The courage of New England was the "courage of conscience." It did not rise to that insane and awful passion, the love of war for itself.
Address at Ipswich Centennial (1834).
The final end of government is not to exert restraint but to do good.
Speech in the Senate (2 July 1841).
There was a state without king or nobles; there was a church without a bishop; there was a people governed by grave magistrates which it had selected, and by equal laws which it had framed.
Speech before the New England Society (22 December 1843)
Possibly related to:
The Americans equally detest the pageantry of a king and the supercilious hypocrisy of a bishop.
It established a religion without a prelate, a government without a king.
George Bancroft on Calvinism, in History of the United States (1834), Vol. III, Ch. vi.
Oh, we are weary pilgrims; to this wilderness we bring A Church without a bishop, a State without a King
Anonymous poem "The Puritans' Mistake", published by Oliver Ditson (1844).

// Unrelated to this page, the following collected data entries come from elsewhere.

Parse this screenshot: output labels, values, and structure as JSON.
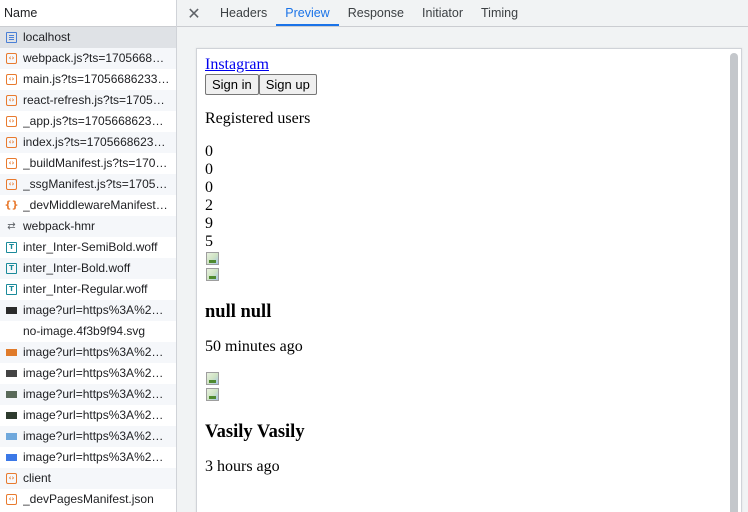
{
  "list": {
    "header": "Name",
    "rows": [
      {
        "name": "localhost",
        "icon": "document-icon"
      },
      {
        "name": "webpack.js?ts=1705668…",
        "icon": "script-icon"
      },
      {
        "name": "main.js?ts=1705668623321",
        "icon": "script-icon"
      },
      {
        "name": "react-refresh.js?ts=1705…",
        "icon": "script-icon"
      },
      {
        "name": "_app.js?ts=17056686233…",
        "icon": "script-icon"
      },
      {
        "name": "index.js?ts=1705668623…",
        "icon": "script-icon"
      },
      {
        "name": "_buildManifest.js?ts=170…",
        "icon": "script-icon"
      },
      {
        "name": "_ssgManifest.js?ts=1705…",
        "icon": "script-icon"
      },
      {
        "name": "_devMiddlewareManifest…",
        "icon": "manifest-icon"
      },
      {
        "name": "webpack-hmr",
        "icon": "websocket-icon"
      },
      {
        "name": "inter_Inter-SemiBold.woff",
        "icon": "font-icon"
      },
      {
        "name": "inter_Inter-Bold.woff",
        "icon": "font-icon"
      },
      {
        "name": "inter_Inter-Regular.woff",
        "icon": "font-icon"
      },
      {
        "name": "image?url=https%3A%2…",
        "icon": "image-thumb-icon",
        "thumb": "#2b2b2b"
      },
      {
        "name": "no-image.4f3b9f94.svg",
        "icon": "image-thumb-icon",
        "thumb": "#ffffff"
      },
      {
        "name": "image?url=https%3A%2…",
        "icon": "image-thumb-icon",
        "thumb": "#e07b2a"
      },
      {
        "name": "image?url=https%3A%2…",
        "icon": "image-thumb-icon",
        "thumb": "#444444"
      },
      {
        "name": "image?url=https%3A%2…",
        "icon": "image-thumb-icon",
        "thumb": "#5a6a5a"
      },
      {
        "name": "image?url=https%3A%2…",
        "icon": "image-thumb-icon",
        "thumb": "#2e3b2e"
      },
      {
        "name": "image?url=https%3A%2…",
        "icon": "image-thumb-icon",
        "thumb": "#6fa8dc"
      },
      {
        "name": "image?url=https%3A%2…",
        "icon": "image-thumb-icon",
        "thumb": "#3b78e7"
      },
      {
        "name": "client",
        "icon": "script-icon"
      },
      {
        "name": "_devPagesManifest.json",
        "icon": "script-icon"
      }
    ]
  },
  "tabs": {
    "close": "✕",
    "items": [
      "Headers",
      "Preview",
      "Response",
      "Initiator",
      "Timing"
    ],
    "active": "Preview"
  },
  "preview": {
    "link": "Instagram",
    "sign_in": "Sign in",
    "sign_up": "Sign up",
    "registered": "Registered users",
    "numbers": [
      "0",
      "0",
      "0",
      "2",
      "9",
      "5"
    ],
    "post1_name": "null null",
    "post1_time": "50 minutes ago",
    "post2_name": "Vasily Vasily",
    "post2_time": "3 hours ago"
  }
}
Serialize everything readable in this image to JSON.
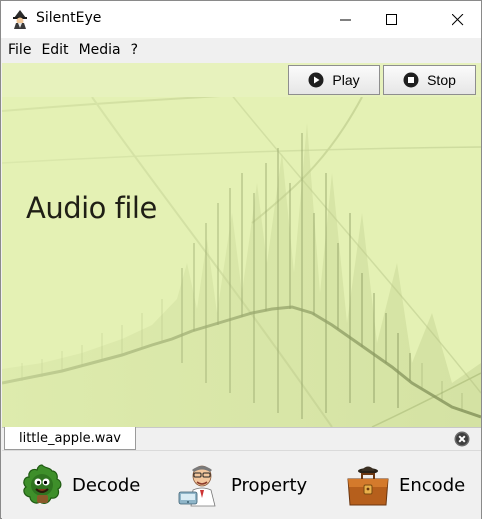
{
  "window": {
    "title": "SilentEye"
  },
  "menu": {
    "items": [
      "File",
      "Edit",
      "Media",
      "?"
    ]
  },
  "media": {
    "label": "Audio file",
    "play_label": "Play",
    "stop_label": "Stop"
  },
  "tabs": {
    "file_name": "little_apple.wav"
  },
  "actions": {
    "decode_label": "Decode",
    "property_label": "Property",
    "encode_label": "Encode"
  },
  "colors": {
    "media_background": "#e4f1b4",
    "waveform": "#7b8a52",
    "close_hover": "#c42b1c"
  },
  "icons": {
    "app": "silenteye-spy-icon",
    "play": "play-circle-icon",
    "stop": "stop-circle-icon",
    "tab_close": "close-circle-icon",
    "decode": "decode-monster-icon",
    "property": "professor-icon",
    "encode": "briefcase-spy-icon"
  }
}
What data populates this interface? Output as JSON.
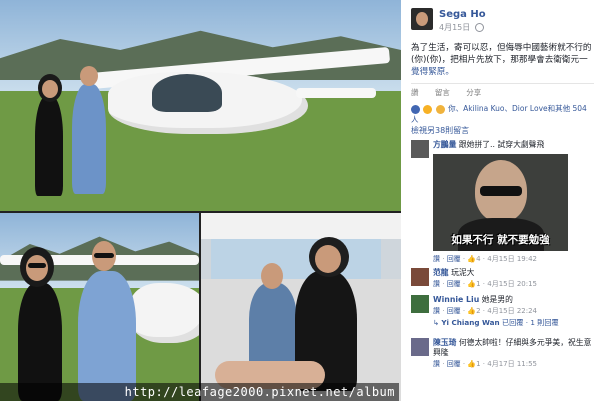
{
  "post": {
    "author": "Sega Ho",
    "date": "4月15日",
    "text": "為了生活，寄可以忍，但侮辱中國藝術就不行的(你)(你)，把相片先放下，那那學會去衛衛元一",
    "see_translation": "覺得緊原。"
  },
  "actions": {
    "like": "讚",
    "comment": "留言",
    "share": "分享"
  },
  "reactions": {
    "summary": "你、Akilina Kuo、Dior Love和其他 504 人"
  },
  "comments_header": "檢視另38則留言",
  "comments": [
    {
      "name": "方鵬量",
      "text": "跟她拼了.. 試穿大劇聲飛",
      "meme_caption": "如果不行 就不要勉強",
      "like_label": "讚",
      "reply_label": "回覆",
      "likes": "4",
      "time": "4月15日 19:42"
    },
    {
      "name": "范龍",
      "text": "玩泥大",
      "like_label": "讚",
      "reply_label": "回覆",
      "likes": "1",
      "time": "4月15日 20:15"
    },
    {
      "name": "Winnie Liu",
      "text": "她是男的",
      "like_label": "讚",
      "reply_label": "回覆",
      "likes": "2",
      "time": "4月15日 22:24",
      "reply_author": "Yi Chiang Wan",
      "reply_text": "已回覆 · 1 則回覆"
    },
    {
      "name": "陳玉琦",
      "text": "何德太帥啦！仔細與多元爭美，祝生意興隆",
      "like_label": "讚",
      "reply_label": "回覆",
      "likes": "1",
      "time": "4月17日 11:55"
    }
  ],
  "watermark": "http://leafage2000.pixnet.net/album",
  "colors": {
    "link": "#365899",
    "meta": "#90949c",
    "grass": "#6f9a45",
    "sky": "#8fb4d8"
  }
}
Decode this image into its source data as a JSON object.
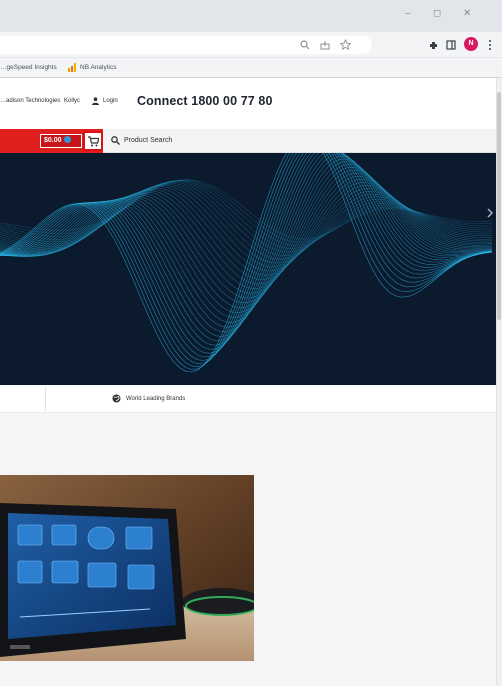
{
  "window": {
    "min_glyph": "‒",
    "restore_glyph": "◻",
    "close_glyph": "✕"
  },
  "toolbar": {
    "profile_initial": "N"
  },
  "bookmarks": [
    {
      "label": "…geSpeed Insights"
    },
    {
      "label": "NB Analytics"
    }
  ],
  "header": {
    "top_links": [
      "…adison Technologies",
      "Kollyc"
    ],
    "login": "Login",
    "connect": "Connect 1800 00 77 80"
  },
  "cart": {
    "price": "$0.00"
  },
  "search": {
    "label": "Product Search"
  },
  "features": {
    "brands": "World Leading Brands"
  },
  "colors": {
    "brand_red": "#e0201f",
    "hero_bg": "#0b1a2d",
    "wave": "#29b6e8"
  },
  "icons": [
    "zoom-icon",
    "share-icon",
    "star-icon",
    "extensions-icon",
    "sidepanel-icon",
    "profile-icon",
    "menu-icon",
    "chart-icon",
    "user-icon",
    "cart-icon",
    "search-icon",
    "globe-icon",
    "chevron-right-icon"
  ]
}
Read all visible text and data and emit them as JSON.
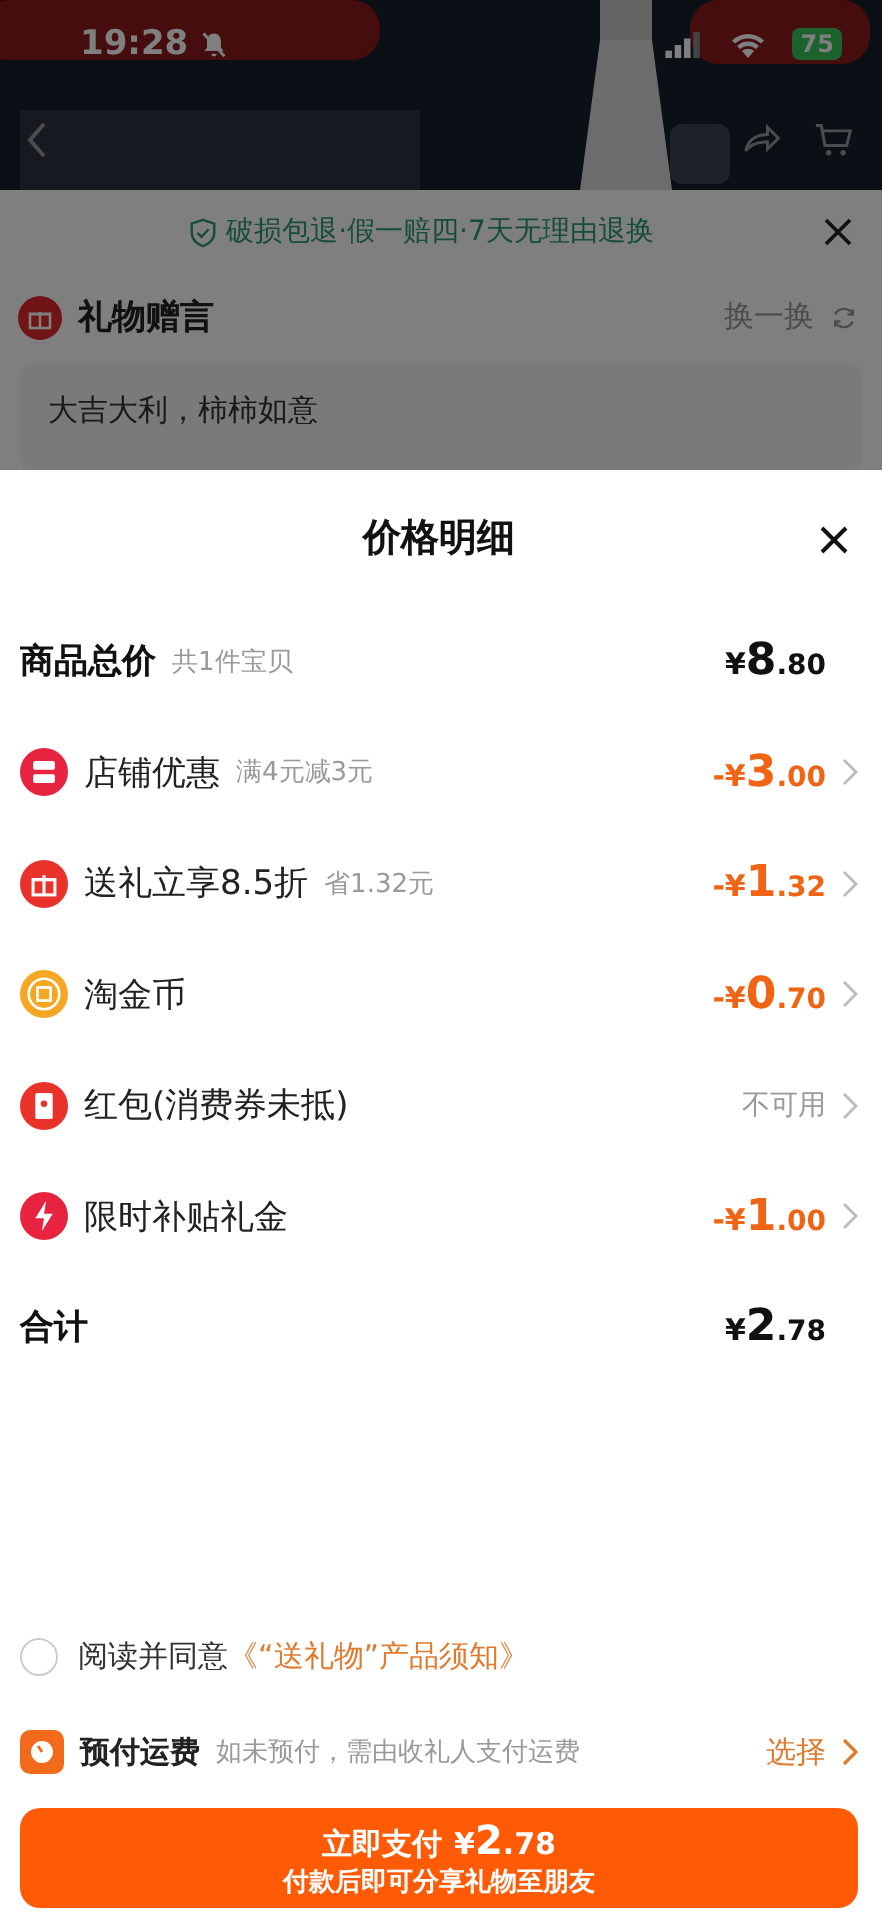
{
  "status_bar": {
    "time": "19:28",
    "battery": "75"
  },
  "background": {
    "guarantee": "破损包退·假一赔四·7天无理由退换",
    "gift_message": {
      "title": "礼物赠言",
      "refresh": "换一换",
      "message": "大吉大利，柿柿如意"
    }
  },
  "sheet": {
    "title": "价格明细",
    "subtotal": {
      "label": "商品总价",
      "note": "共1件宝贝",
      "amount": "¥8.80"
    },
    "rows": [
      {
        "kind": "discount",
        "label": "店铺优惠",
        "note": "满4元减3元",
        "amount": "-¥3.00"
      },
      {
        "kind": "discount",
        "label": "送礼立享8.5折",
        "note": "省1.32元",
        "amount": "-¥1.32"
      },
      {
        "kind": "discount",
        "label": "淘金币",
        "amount": "-¥0.70"
      },
      {
        "kind": "unavailable",
        "label": "红包(消费券未抵)",
        "amount": "不可用"
      },
      {
        "kind": "discount",
        "label": "限时补贴礼金",
        "amount": "-¥1.00"
      }
    ],
    "total": {
      "label": "合计",
      "amount": "¥2.78"
    }
  },
  "agreement": {
    "checked": false,
    "text": "阅读并同意",
    "link": "《“送礼物”产品须知》"
  },
  "prepay": {
    "title": "预付运费",
    "note": "如未预付，需由收礼人支付运费",
    "action": "选择"
  },
  "pay_button": {
    "label": "立即支付",
    "amount": "¥2.78",
    "subtitle": "付款后即可分享礼物至朋友"
  }
}
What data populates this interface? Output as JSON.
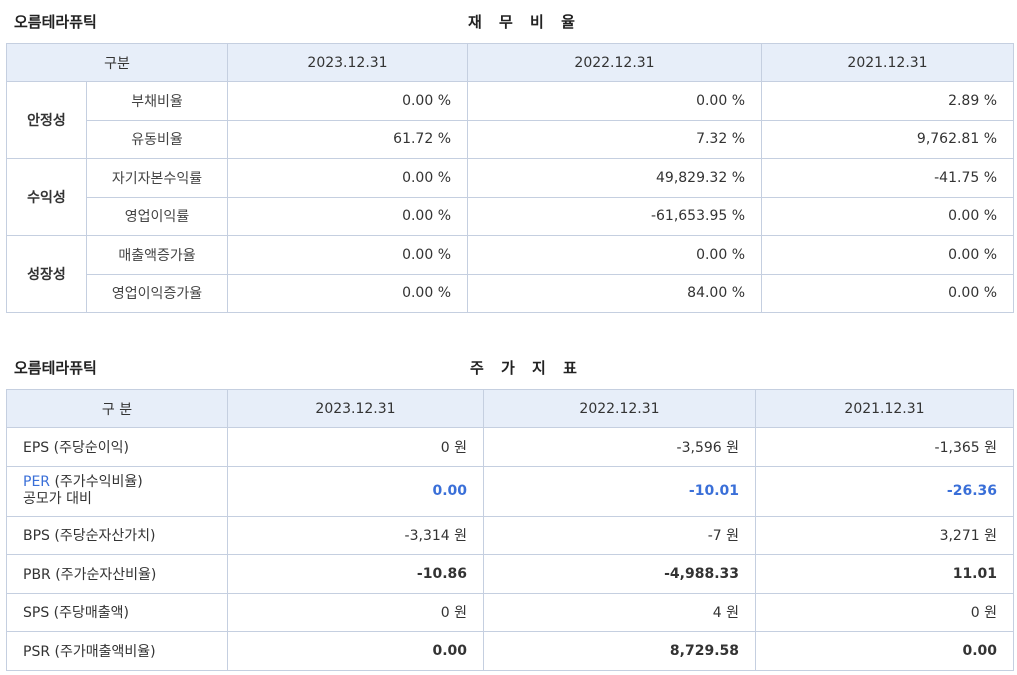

All that happens in the world of Nature or Man, — every war; every peace; every hour of prosperity; every hour of adversity; every election; every death; every life; every success and every failure, — all change, — all permanence, — the perished leaf; the unutterable glory of stars, — all things speak truth to the thoughtful spirit.
"The Power of a State Developed by Mental Culture", an address to the Mercantile Library Association (18 November 1844), published in The Works of Rufus Choate: Memoir, Lectures and Addresses (1862), edited by Samuel Gilman Brown.
Happy is he who has laid up in his youth, and held fast in all fortune, a genuine and passionate love of reading.
Speech at the dedication of the Peabody Institute (29 September 1854).
We join ourselves to no party that does not carry the flag, and keep step to the music of the Union.
Letter to the Whig Convention, Worcester (1 October 1855).
Its constitution the glittering and sounding generalities of natural right which make up the Declaration of Independence.
Letter to the Maine Whig Committee (1856). Six years earlier, Choate gave a lecture in Providence which was reviewed by Franklin J. Dickman in the Journal of December 14, 1849. Unless Choate used the words "glittering generalities", and Dickman made reference to them, it would seem as if Dickman must have the credit of originating the catchword. Dickman wrote: "We fear that the glittering generalities of the speaker have left an impression more delightful than permanent". Reported in Bartlett's Familiar Quotations, 10th ed. (1919).